Dans le cadre de la série de reportages que je réalise dans l’ouest de la Côte d’Ivoire, très convoitée avant la présidentielle d’octobre, cette ville était une étape importante. Un retour nécessaire pour y prendre le pouls, alors que Laurent Gbagbo demeure inéligible. Dans ce bastion historique de l’ancien président, son acquittement par la Cour pénale internationale (CPI) avait été célébré. Il s’était d’ailleurs rendu sur place en personne pour exprimer sa compassion et demander que justice soit rendue.
Au fil des ans, Duékoué, située à quelques kilomètres de la frontière avec le Liberia, a été associée dans l’imaginaire collectif à la crise postélectorale de 2010-2011. L’assaut des Forces républicaines de Côte d’Ivoire (FRCI) pro-Ouattara, dans le quartier Carrefour tenu à l’époque par l’armée ivoirienne, et des milices pro-Gbagbo, en a été l’un des épisodes les plus sanglants.
Des victimes en attente d’indemnisations
Aujourd’hui, Duékoué est devenue une ville dynamique. Le retour des réfugiés et l’arrivée de nouveaux habitants ont contribué à son agrandissement. En se rapprochant du centre-ville, on aperçoit le mont Péko au loin, qui se dresse dans le parc national où a été arrêté l’un des principaux protagonistes de la crise: Amadé Ouérémi. En janvier 2023, j’avais assisté à son procès en appel, à Abidjan. La justice avait jugé sa requête irrecevable, laquelle n’avait pas été formulée dans les délais légaux.

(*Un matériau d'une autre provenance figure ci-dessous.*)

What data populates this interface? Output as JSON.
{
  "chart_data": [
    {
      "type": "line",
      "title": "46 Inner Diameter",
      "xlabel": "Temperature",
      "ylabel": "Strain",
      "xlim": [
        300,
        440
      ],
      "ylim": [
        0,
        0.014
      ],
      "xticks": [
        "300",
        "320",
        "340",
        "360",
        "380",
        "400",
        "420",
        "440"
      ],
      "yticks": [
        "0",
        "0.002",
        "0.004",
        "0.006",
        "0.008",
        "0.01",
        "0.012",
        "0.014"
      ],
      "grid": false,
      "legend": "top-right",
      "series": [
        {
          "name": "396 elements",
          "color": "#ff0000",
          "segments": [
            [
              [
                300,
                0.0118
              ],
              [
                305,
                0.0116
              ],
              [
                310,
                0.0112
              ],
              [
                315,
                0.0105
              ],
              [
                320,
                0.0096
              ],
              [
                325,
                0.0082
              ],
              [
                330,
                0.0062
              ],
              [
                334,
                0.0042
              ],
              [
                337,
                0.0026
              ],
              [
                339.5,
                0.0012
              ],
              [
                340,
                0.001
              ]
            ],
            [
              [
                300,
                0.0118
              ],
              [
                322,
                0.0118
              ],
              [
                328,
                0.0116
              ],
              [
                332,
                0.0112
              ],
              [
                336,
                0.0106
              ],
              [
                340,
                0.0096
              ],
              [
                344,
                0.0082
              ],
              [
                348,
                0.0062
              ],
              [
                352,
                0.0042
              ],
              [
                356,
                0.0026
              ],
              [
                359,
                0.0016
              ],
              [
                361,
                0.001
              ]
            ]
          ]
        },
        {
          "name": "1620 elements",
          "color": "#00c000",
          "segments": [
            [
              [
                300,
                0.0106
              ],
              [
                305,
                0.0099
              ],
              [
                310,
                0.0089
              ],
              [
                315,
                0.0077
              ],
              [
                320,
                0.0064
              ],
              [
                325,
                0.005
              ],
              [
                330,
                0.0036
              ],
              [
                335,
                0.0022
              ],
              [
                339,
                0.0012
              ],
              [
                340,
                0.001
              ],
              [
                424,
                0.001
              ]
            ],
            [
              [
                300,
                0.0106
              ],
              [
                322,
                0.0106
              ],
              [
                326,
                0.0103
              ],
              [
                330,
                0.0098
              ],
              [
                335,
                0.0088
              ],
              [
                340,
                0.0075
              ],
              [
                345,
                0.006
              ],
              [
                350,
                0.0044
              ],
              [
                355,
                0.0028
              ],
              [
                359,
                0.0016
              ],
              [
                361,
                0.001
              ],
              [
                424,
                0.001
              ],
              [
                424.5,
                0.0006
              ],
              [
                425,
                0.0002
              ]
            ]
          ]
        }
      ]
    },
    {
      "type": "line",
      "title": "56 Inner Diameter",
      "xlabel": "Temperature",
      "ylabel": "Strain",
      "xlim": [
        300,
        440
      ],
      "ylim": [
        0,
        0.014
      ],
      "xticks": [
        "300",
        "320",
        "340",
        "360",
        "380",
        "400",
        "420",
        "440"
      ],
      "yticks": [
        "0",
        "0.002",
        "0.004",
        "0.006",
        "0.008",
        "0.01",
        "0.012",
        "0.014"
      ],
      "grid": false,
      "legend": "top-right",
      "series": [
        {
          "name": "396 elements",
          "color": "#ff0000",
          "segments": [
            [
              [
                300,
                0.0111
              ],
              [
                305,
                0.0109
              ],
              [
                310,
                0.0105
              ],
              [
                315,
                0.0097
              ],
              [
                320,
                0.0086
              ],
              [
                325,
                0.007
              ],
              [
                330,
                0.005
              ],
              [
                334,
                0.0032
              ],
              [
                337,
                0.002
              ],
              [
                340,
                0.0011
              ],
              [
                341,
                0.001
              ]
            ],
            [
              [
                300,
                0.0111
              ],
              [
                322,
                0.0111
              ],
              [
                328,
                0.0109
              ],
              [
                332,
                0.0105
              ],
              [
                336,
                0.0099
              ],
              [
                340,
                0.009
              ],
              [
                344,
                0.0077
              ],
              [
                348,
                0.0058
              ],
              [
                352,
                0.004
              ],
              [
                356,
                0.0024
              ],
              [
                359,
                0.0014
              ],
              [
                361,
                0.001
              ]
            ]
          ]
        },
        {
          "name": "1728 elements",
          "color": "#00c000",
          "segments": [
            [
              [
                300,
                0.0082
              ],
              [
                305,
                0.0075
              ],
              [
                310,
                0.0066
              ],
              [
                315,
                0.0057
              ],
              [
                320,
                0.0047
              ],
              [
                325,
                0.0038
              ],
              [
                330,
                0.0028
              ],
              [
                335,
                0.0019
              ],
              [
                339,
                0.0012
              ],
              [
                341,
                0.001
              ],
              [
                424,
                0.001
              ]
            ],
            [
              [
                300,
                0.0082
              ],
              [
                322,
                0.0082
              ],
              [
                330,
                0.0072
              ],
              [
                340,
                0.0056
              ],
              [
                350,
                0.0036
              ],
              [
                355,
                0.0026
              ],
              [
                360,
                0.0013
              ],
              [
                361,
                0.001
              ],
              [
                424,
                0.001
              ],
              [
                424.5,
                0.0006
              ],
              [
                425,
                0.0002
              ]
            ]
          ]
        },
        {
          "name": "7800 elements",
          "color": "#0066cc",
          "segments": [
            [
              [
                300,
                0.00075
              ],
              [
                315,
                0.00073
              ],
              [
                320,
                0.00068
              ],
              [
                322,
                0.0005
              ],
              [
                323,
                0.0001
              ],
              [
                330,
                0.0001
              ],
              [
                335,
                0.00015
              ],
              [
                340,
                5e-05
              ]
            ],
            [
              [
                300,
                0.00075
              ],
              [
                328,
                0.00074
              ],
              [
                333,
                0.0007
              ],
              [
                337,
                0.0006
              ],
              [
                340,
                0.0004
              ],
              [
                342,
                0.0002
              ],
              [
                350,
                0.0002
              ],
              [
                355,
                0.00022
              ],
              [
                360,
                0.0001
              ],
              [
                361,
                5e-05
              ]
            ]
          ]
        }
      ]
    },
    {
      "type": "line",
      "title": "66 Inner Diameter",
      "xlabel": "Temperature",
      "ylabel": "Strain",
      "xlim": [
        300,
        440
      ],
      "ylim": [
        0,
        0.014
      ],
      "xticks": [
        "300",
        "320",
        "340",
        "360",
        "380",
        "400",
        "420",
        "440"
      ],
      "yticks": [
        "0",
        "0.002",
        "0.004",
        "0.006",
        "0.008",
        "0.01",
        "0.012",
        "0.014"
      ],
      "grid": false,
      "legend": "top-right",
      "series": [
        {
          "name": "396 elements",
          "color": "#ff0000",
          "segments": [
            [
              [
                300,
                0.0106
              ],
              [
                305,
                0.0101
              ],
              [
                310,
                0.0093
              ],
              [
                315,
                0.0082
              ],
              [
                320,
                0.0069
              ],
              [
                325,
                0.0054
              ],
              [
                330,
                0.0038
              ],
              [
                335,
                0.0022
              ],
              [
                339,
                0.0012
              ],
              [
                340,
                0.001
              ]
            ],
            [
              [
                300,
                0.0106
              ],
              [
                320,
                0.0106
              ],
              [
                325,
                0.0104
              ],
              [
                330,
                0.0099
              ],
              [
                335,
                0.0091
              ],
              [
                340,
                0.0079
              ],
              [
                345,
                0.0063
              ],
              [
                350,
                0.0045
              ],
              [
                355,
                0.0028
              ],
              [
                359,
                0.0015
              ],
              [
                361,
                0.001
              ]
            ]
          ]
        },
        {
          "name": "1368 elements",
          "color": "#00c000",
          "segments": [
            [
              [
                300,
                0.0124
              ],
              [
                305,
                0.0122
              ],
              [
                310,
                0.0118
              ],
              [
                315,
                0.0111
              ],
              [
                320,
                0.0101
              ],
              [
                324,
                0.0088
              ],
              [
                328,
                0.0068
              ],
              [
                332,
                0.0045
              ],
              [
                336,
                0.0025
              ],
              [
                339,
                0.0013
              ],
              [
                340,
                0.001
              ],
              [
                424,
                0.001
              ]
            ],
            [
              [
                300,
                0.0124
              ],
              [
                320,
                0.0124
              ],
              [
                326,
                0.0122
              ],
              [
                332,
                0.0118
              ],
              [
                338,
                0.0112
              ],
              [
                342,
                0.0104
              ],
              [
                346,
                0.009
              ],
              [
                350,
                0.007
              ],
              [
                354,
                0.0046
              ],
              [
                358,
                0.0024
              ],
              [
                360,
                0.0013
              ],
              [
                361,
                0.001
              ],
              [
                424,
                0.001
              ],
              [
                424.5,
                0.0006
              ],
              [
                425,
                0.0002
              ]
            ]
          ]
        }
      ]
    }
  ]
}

Amadé Ouérémi reste donc condamné à la prison à vie. Lui qui se présente comme un simple exécutant est le seul à avoir été jugé dans cette affaire. Les victimes, elles, attendent toujours d’être indemnisées. Depuis, l’idée avait germé de me rendre dans cette ville, dont les habitants n’ont rien oublié de ces événements douloureux.
Leaders de la société civile, religieux, chefs traditionnels, ONG, autorités locales… Les actions de sensibilisation pour la cohésion sociale s’y sont multipliées. Le Fonds au profit des victimes, de la CPI, y a clôturé ses activités le 31 mai par l’inauguration d’un mémorial, symbolisant un éléphant qui s’élève.
Quelques jours plus tôt, le 22 mai, le ministère de la Solidarité avait remis à six familles les corps identifiés de leurs proches. Nombreux sont ceux qui ne savent pas où sont enterrés leurs parents. Avec le temps, l’emplacement de l’une des fosses communes est devenu un marché à bétail entre les deux quartiers, Carrefour et Kôkôma.
Mais, d’ici à la présidentielle d’octobre à laquelle, outre Laurent Gbagbo, plusieurs leaders de l’opposition sont inéligibles, l’inquiétude est réelle. Même si l’on se dit que ce qui s’est passé en 2011 ne peut plus arriver. Et même si, lors de la crise électorale de 2020, la ville n’avait pas connu d’incidents. Car, comme me l’ont répété tous les habitants qui ont fait leur cet adage: « Celui qui a vu le lion et celui qui en a seulement entendu parler ne courent pas de la même façon. »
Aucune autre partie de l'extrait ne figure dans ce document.